Der neue EU-Kommissionspräsident heißt erwartungsgemäß Jean-Claude Juncker. Für den früheren luxemburgischen Regierungschef stimmten in Straßburg 422 Abgeordnete, 250 votierten gegen ihn. Notwendig war eine Mehrheit der Mandate, also 376 Ja-Stimmen.
Für Bulgarien kam Junckers Wahl nicht nur erwartet, sondern wurde auch wohlwollend aufgenommen – er gilt als ein Befürworter der EU-Osterweiterung in beiden Etappen, also einschließlich um Bulgarien und Rumänien. Der Beitrittsvertrag Bulgariens wurde zudem in seiner Heimat Luxemburg unterzeichnet, als Juncker Ministerpräsident des Großherzogtums war. Daran erinnert sich auch die damalige Hauptverhandlungsführerin Bulgariens und spätere EU-Verbraucherschutzkommissarin Meglena Kunewa.
„Wir hatten damals zwischen zwei Möglichkeiten zu wählen – entweder den Beitrittsvertrag am 25. April 2005 in Luxemburg am Rande der Außenministertagung zu unterzeichnen, oder das Gipfeltreffen abzuwarten“, erzählt Kunewa. „Wir haben uns für April in Luxemburg richtig entschieden, denn noch vor dem Gipfeltreffen im Juni hatten Frankreich und die Niederlande gegen die Europäische Verfassung gestimmt und die Stimmung hätte kippen können.“
In einem Interview für den Bulgarischen Rundfunk hatte Juncker erklärt, er könne sich die Europäische Union ohne Bulgarien nicht vorstellen. Darf man seiner positiven Haltung dem Land gegenüber überhaupt eine Bedeutung beimessen?

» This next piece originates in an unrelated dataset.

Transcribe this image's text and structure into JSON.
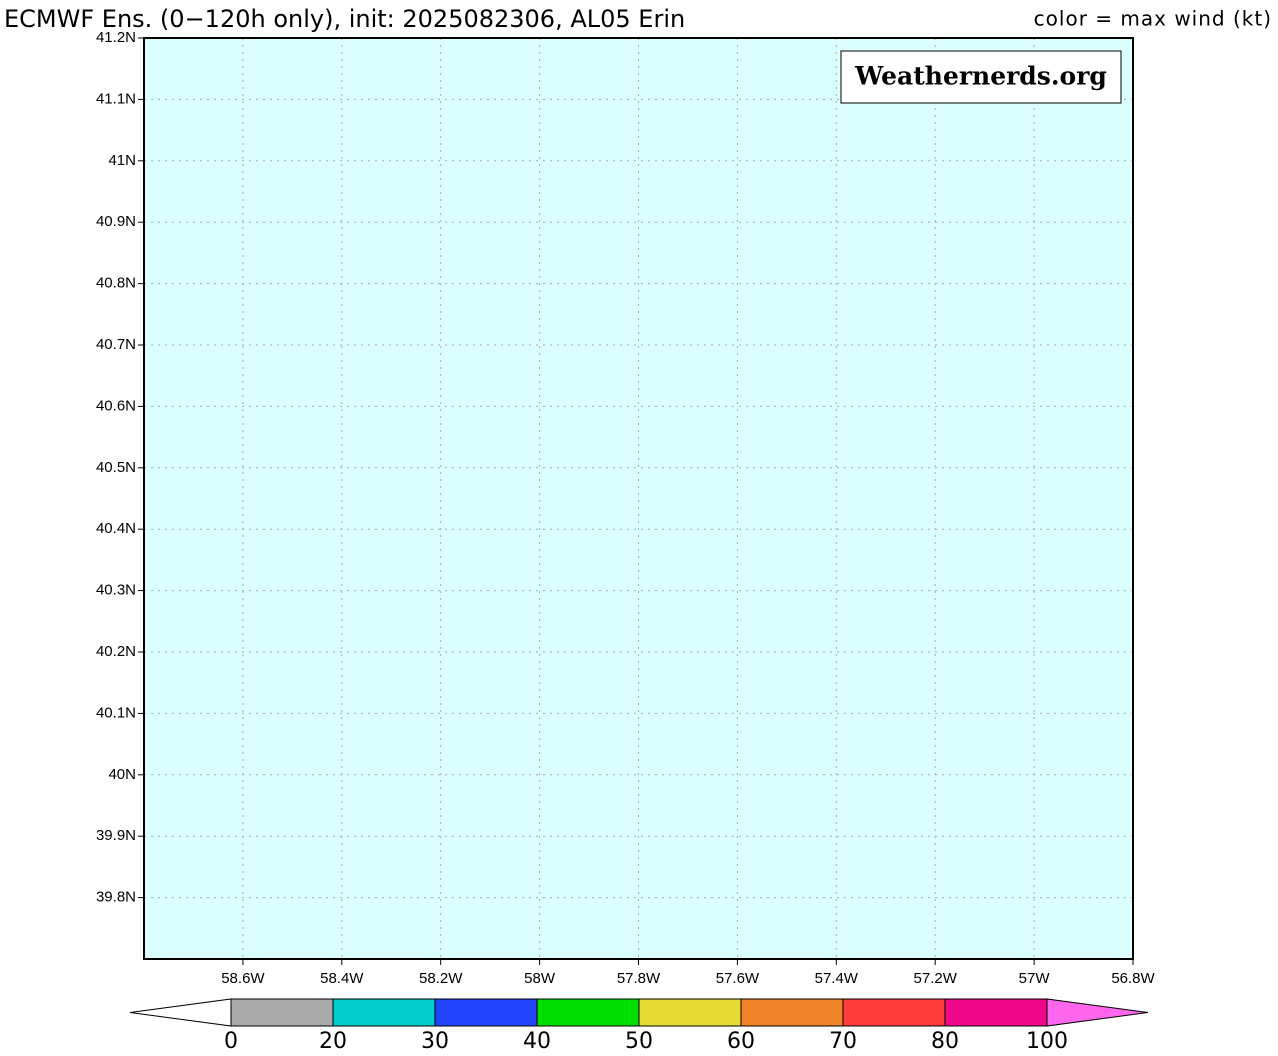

„Diese Haltung bedeutet keinesfalls eine privilegierte Behandlung Bulgariens“, sagt Meglena Kunewa. „Aber es ist durchaus von Bedeutung, ob die EU-Kommission von einem Politiker angeführt wird, der an der europäischen Solidarität glaubt und von der erweiterten EU überzeugt ist. Die proeuropäische Politik hat in den letzten Jahren viele Anhänger verloren und um so wichtiger ist, dass mit Juncker der europäische Gedanke einen Sieg feiert“, sagt die ehemalige bulgarische EU-Kommissarin.

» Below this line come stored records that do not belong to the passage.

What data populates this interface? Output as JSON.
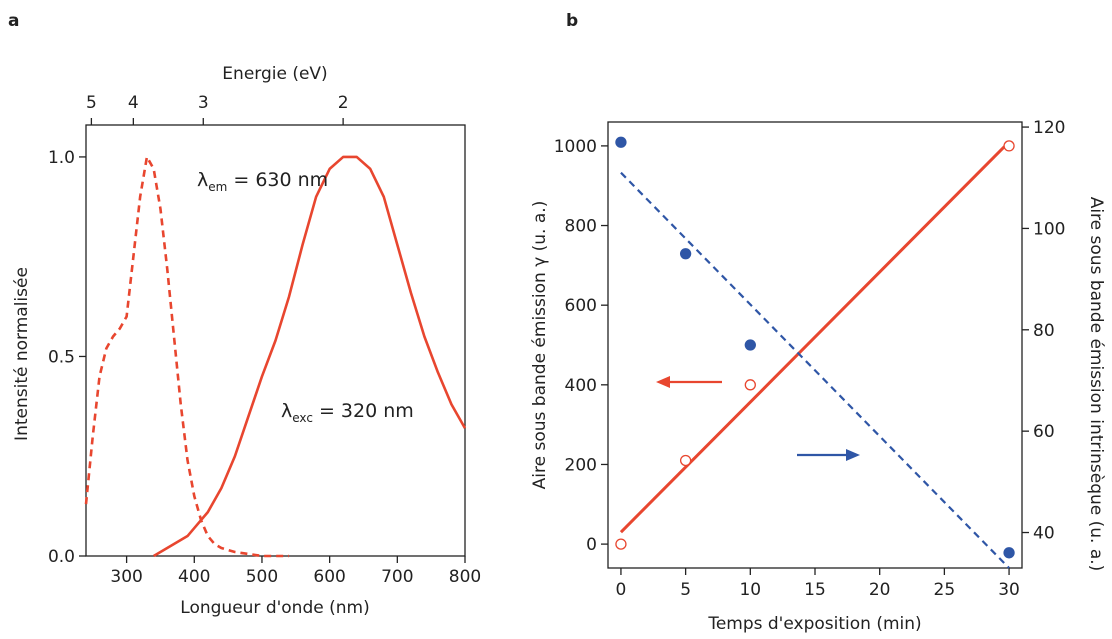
{
  "colors": {
    "red": "#e8462f",
    "blue": "#2f56a6",
    "axis": "#222222"
  },
  "chart_data": [
    {
      "panel": "a",
      "type": "line",
      "xlabel": "Longueur d'onde (nm)",
      "ylabel": "Intensité normalisée",
      "top_axis_label": "Energie (eV)",
      "xlim": [
        240,
        800
      ],
      "ylim": [
        0,
        1.08
      ],
      "x_ticks": [
        300,
        400,
        500,
        600,
        700,
        800
      ],
      "y_ticks": [
        0.0,
        0.5,
        1.0
      ],
      "y_tick_labels": [
        "0.0",
        "0.5",
        "1.0"
      ],
      "top_ticks": [
        5,
        4,
        3,
        2
      ],
      "grid": false,
      "series": [
        {
          "style": "dashed",
          "x": [
            240,
            250,
            260,
            270,
            280,
            290,
            300,
            310,
            320,
            330,
            340,
            350,
            360,
            370,
            380,
            390,
            400,
            410,
            420,
            430,
            440,
            460,
            480,
            500,
            520,
            540
          ],
          "y": [
            0.13,
            0.3,
            0.45,
            0.52,
            0.55,
            0.57,
            0.6,
            0.75,
            0.9,
            1.0,
            0.97,
            0.87,
            0.72,
            0.55,
            0.38,
            0.24,
            0.15,
            0.09,
            0.05,
            0.03,
            0.02,
            0.01,
            0.005,
            0.0,
            0.0,
            0.0
          ]
        },
        {
          "style": "solid",
          "x": [
            340,
            350,
            360,
            370,
            380,
            390,
            400,
            420,
            440,
            460,
            480,
            500,
            520,
            540,
            560,
            580,
            600,
            620,
            640,
            660,
            680,
            700,
            720,
            740,
            760,
            780,
            800
          ],
          "y": [
            0.0,
            0.01,
            0.02,
            0.03,
            0.04,
            0.05,
            0.07,
            0.11,
            0.17,
            0.25,
            0.35,
            0.45,
            0.54,
            0.65,
            0.78,
            0.9,
            0.97,
            1.0,
            1.0,
            0.97,
            0.9,
            0.78,
            0.66,
            0.55,
            0.46,
            0.38,
            0.32
          ]
        }
      ],
      "annotations": [
        {
          "text": "λ",
          "sub": "em",
          "rest": " = 630 nm"
        },
        {
          "text": "λ",
          "sub": "exc",
          "rest": " = 320 nm"
        }
      ]
    },
    {
      "panel": "b",
      "type": "scatter",
      "xlabel": "Temps d'exposition (min)",
      "ylabel": "Aire sous bande émission γ (u. a.)",
      "ylabel_right": "Aire sous bande émission intrinsèque (u. a.)",
      "xlim": [
        -1,
        31
      ],
      "ylim": [
        -60,
        1060
      ],
      "ylim_right": [
        33,
        121
      ],
      "x_ticks": [
        0,
        5,
        10,
        15,
        20,
        25,
        30
      ],
      "y_ticks": [
        0,
        200,
        400,
        600,
        800,
        1000
      ],
      "y_ticks_right": [
        40,
        60,
        80,
        100,
        120
      ],
      "grid": false,
      "series": [
        {
          "axis": "left",
          "marker": "open-circle",
          "x": [
            0,
            5,
            10,
            30
          ],
          "y": [
            0,
            210,
            400,
            1000
          ],
          "fit": {
            "style": "solid",
            "x": [
              0,
              30
            ],
            "y": [
              30,
              1010
            ]
          }
        },
        {
          "axis": "right",
          "marker": "filled-circle",
          "x": [
            0,
            5,
            10,
            30
          ],
          "y": [
            117,
            95,
            77,
            36
          ],
          "fit": {
            "style": "dashed",
            "x": [
              0,
              30
            ],
            "y": [
              111,
              33
            ]
          }
        }
      ]
    }
  ]
}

Und die liberale Europaabgeordnete Feliz Hjussmenowa kommentiert die Einteilung der EU in „alte“ und „neue“ Mitglieder so: „Damit muss ein für alle Mal Schluss sein“, sagt Hjussmenowa. „Ich bin überzeugt, dass Jean-Claude Juncker diese Ansicht teilt. Ich wünsche mir, dass er weiterhin ein Freund Bulgariens bleibt und wir ihn nicht enttäuschen.“
Für den EVP-Abgeordneten Tomislaw Dontschew hat eine der Schlüsselinstitutionen der Europäischen Union einen starken Präsidenten. Die von Juncker geforderte Fortsetzung des Kooperations- und Kontrollverfahrens für Bulgarien dürfe niemanden überraschen, sagte Dontschew. „Natürlich wünsche ich mir, dass dieses Verfahren, das erstmals nach dem Beitritt Bulgariens und Rumäniens eingeführt wurde, so bald wie möglich entfällt“, sagt Dontschew weiter. „Doch, dafür muss Bulgarien seinen Teil der Aufgaben lösen. Leider hat sich Bulgarien im letzten Jahr vom guten Image in der EU sehr weit entfernt und es sieht ganz danach aus, dass die Europäische Kommission noch lange Fortschrittsberichte über Bulgarien verfassen muss“, resigniert der konservative Politiker.
„Ich kenne Jean-Claude sehr gut aus der Zeit, als wir beide Ministerpräsidenten unserer Länder waren“, erinnert sich der Vorsitzende der europäischen Sozialisten Sergej Stanischew. „Wir hatten sehr viele wertvolle und interessante Gespräche. Er ist ein überzeugter Europäer und sicherlich kein Freund von leeren Worten und politischen Deklarationen. Ich hoffe, Juncker wird die Europäische Kommission nur noch stärken können“, sagte abschließend Sergej Stanischew.